I couldn’t really deal with any of that until I had widened my window of tolerance enough to be able to sit with the discomfort of shame. To learn how to let my body relax into it, instead of tensing up and trying to shut it down immediately. Shame thrives on secrecy, they say, and so I started talking about it, writing about it, letting it move through instead of getting stuck in my body. I began building relationships with parts of myself that protected or held shame that had been festering for a long, long time.
It took years of slow training to get to this point. Therapy definitely helped, but I also found it useful to build distress tolerance within my physical body as well. Not by pushing it to its absolute limits, but by gently stretching. Searching for the edges and seeing if I could relax and breathe into them.
To take one example, I end every shower by turning off the hot water for a 1- to 2-minute cold blast. I would not say that I look forward to the actual experience. It always feels unpleasant at first. But after about 20 seconds under the cool waterfall, I can settle into it. Yeah, I’m not exactly cozy. But I am completely, 100% awake and in the present moment. I am alive. And to be alive is to feel the exhilaration and the dread, the joy and the pain. To know that we have so much capacity to stretch and adapt, to fall and to rise again.

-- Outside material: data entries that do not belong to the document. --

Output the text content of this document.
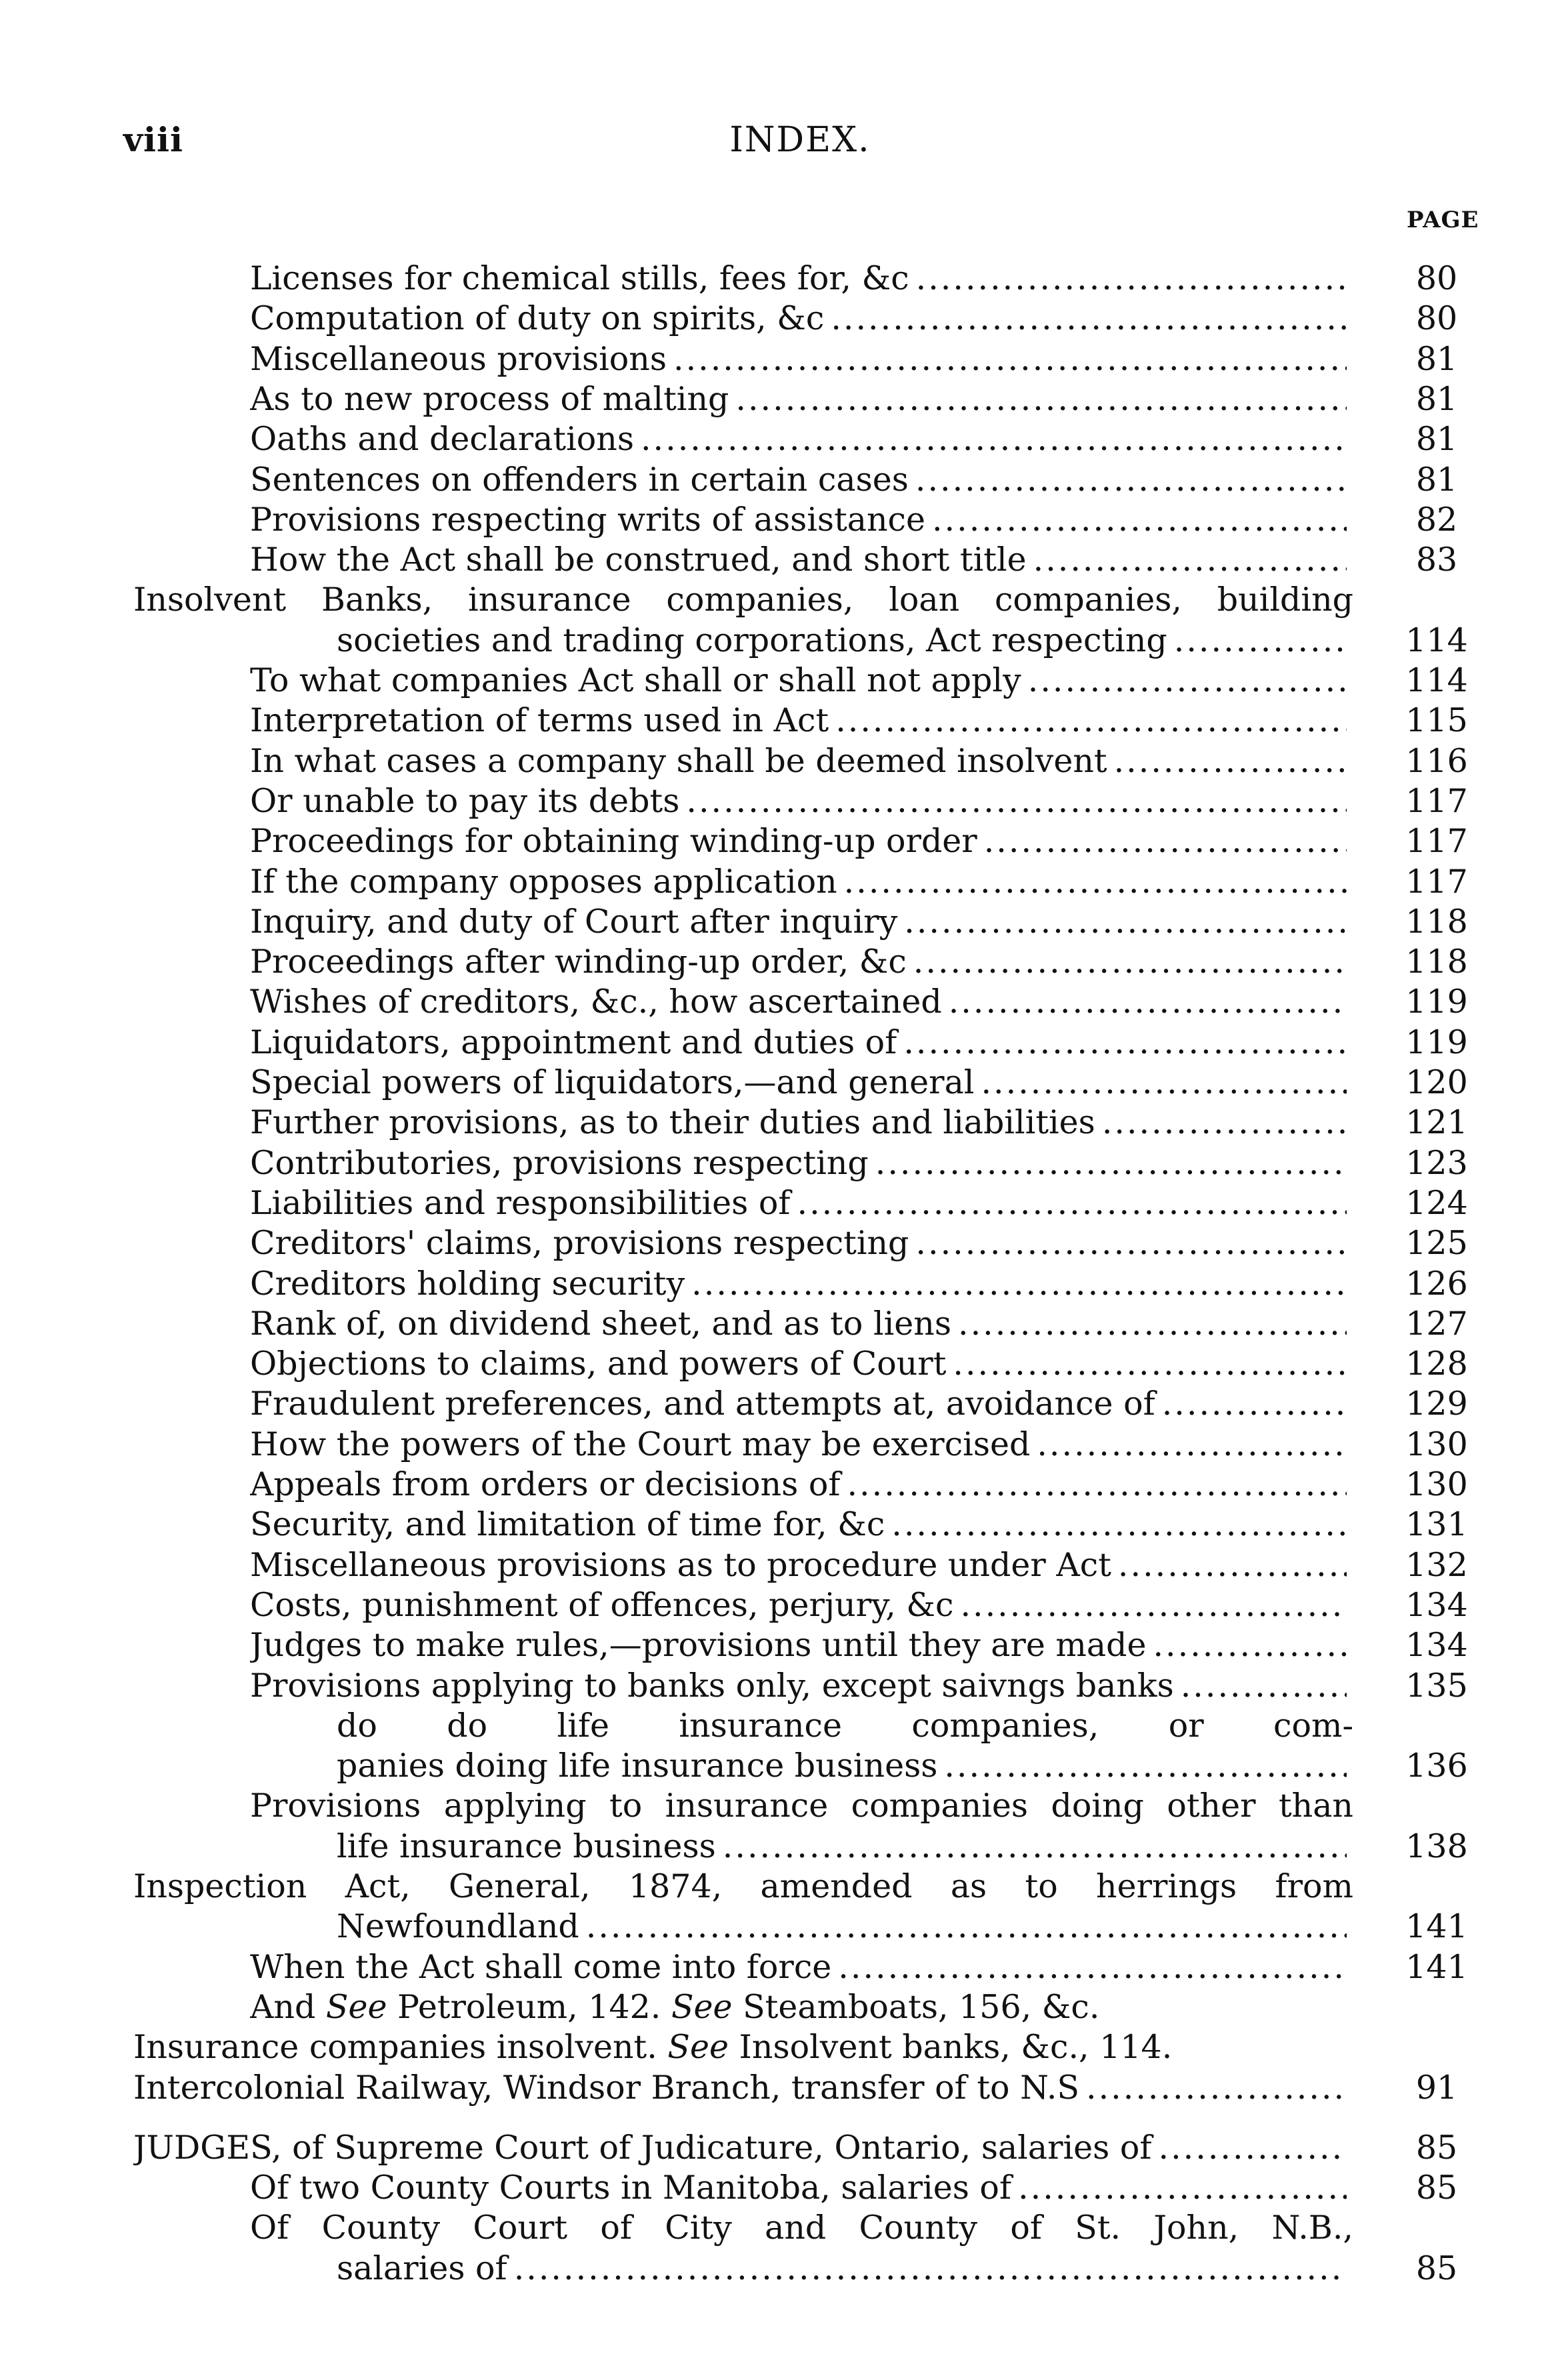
viii	INDEX.
PAGE
Licenses for chemical stills, fees for, &c .....	80
Computation of duty on spirits, &c .....	80
Miscellaneous provisions .....	81
As to new process of malting .....	81
Oaths and declarations .....	81
Sentences on offenders in certain cases .....	81
Provisions respecting writs of assistance .....	82
How the Act shall be construed, and short title .....	83
Insolvent Banks, insurance companies, loan companies, building
societies and trading corporations, Act respecting .....	114
To what companies Act shall or shall not apply .....	114
Interpretation of terms used in Act .....	115
In what cases a company shall be deemed insolvent .....	116
Or unable to pay its debts .....	117
Proceedings for obtaining winding-up order .....	117
If the company opposes application .....	117
Inquiry, and duty of Court after inquiry .....	118
Proceedings after winding-up order, &c .....	118
Wishes of creditors, &c., how ascertained .....	119
Liquidators, appointment and duties of .....	119
Special powers of liquidators,—and general .....	120
Further provisions, as to their duties and liabilities .....	121
Contributories, provisions respecting .....	123
Liabilities and responsibilities of .....	124
Creditors' claims, provisions respecting .....	125
Creditors holding security .....	126
Rank of, on dividend sheet, and as to liens .....	127
Objections to claims, and powers of Court .....	128
Fraudulent preferences, and attempts at, avoidance of .....	129
How the powers of the Court may be exercised .....	130
Appeals from orders or decisions of .....	130
Security, and limitation of time for, &c .....	131
Miscellaneous provisions as to procedure under Act .....	132
Costs, punishment of offences, perjury, &c .....	134
Judges to make rules,—provisions until they are made .....	134
Provisions applying to banks only, except saivngs banks .....	135
do do life insurance companies, or com-
panies doing life insurance business .....	136
Provisions applying to insurance companies doing other than
life insurance business .....	138
Inspection Act, General, 1874, amended as to herrings from
Newfoundland .....	141
When the Act shall come into force .....	141
And See Petroleum, 142. See Steamboats, 156, &c.
Insurance companies insolvent. See Insolvent banks, &c., 114.
Intercolonial Railway, Windsor Branch, transfer of to N.S .....	91
JUDGES, of Supreme Court of Judicature, Ontario, salaries of .....	85
Of two County Courts in Manitoba, salaries of .....	85
Of County Court of City and County of St. John, N.B.,
salaries of .....	85
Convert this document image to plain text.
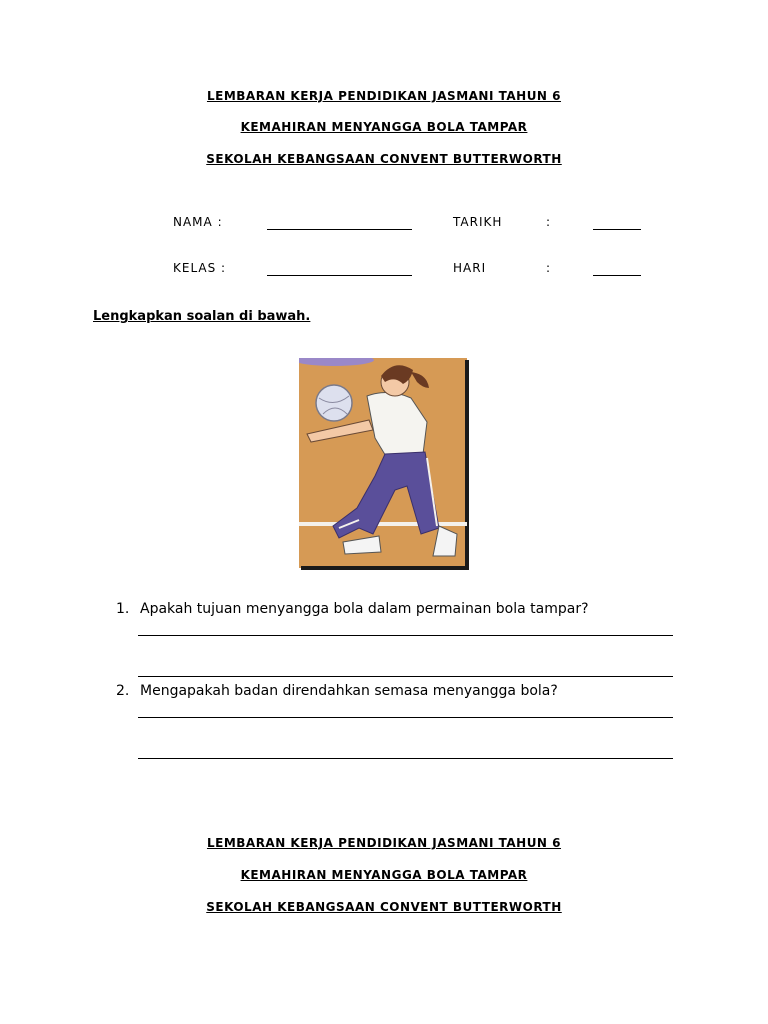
LEMBARAN KERJA PENDIDIKAN JASMANI TAHUN 6
KEMAHIRAN MENYANGGA BOLA TAMPAR
SEKOLAH KEBANGSAAN CONVENT BUTTERWORTH
NAMA :	TARIKH	:
KELAS :	HARI	:
Lengkapkan soalan di bawah.
1. Apakah tujuan menyangga bola dalam permainan bola tampar?
2. Mengapakah badan direndahkan semasa menyangga bola?
LEMBARAN KERJA PENDIDIKAN JASMANI TAHUN 6
KEMAHIRAN MENYANGGA BOLA TAMPAR
SEKOLAH KEBANGSAAN CONVENT BUTTERWORTH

And I think that’s what it comes down to: discomfort is necessary for growth. I wasn’t able to really reckon with certain issues I knew were important to face—such as, say, the internalized ableism that made me believe I was only worthwhile if I fit into the narrow standards of what our society defines as “smart”—until I had built up enough tolerance to face the shame that underlies them all.
Though the standard narrative might wrap up with a cheery Now I’m all better, and I love parties!, that’s not really true for me (yet?). I do enjoy small gatherings and good conversations, but I still struggle to speak up in certain environments and situations. I’m still learning how to stay grounded enough to find my thoughts and my voice when I’m put on the spot. I’ve been stuck in these deep grooves of habit for my whole life. Carving out new pathways takes time.
But it feels okay to muddle along and feel my way messily through it. Because in the end, I know I am not the problem. I’m alive, I’m here, I’m doing the best I can. And that is good enough for me.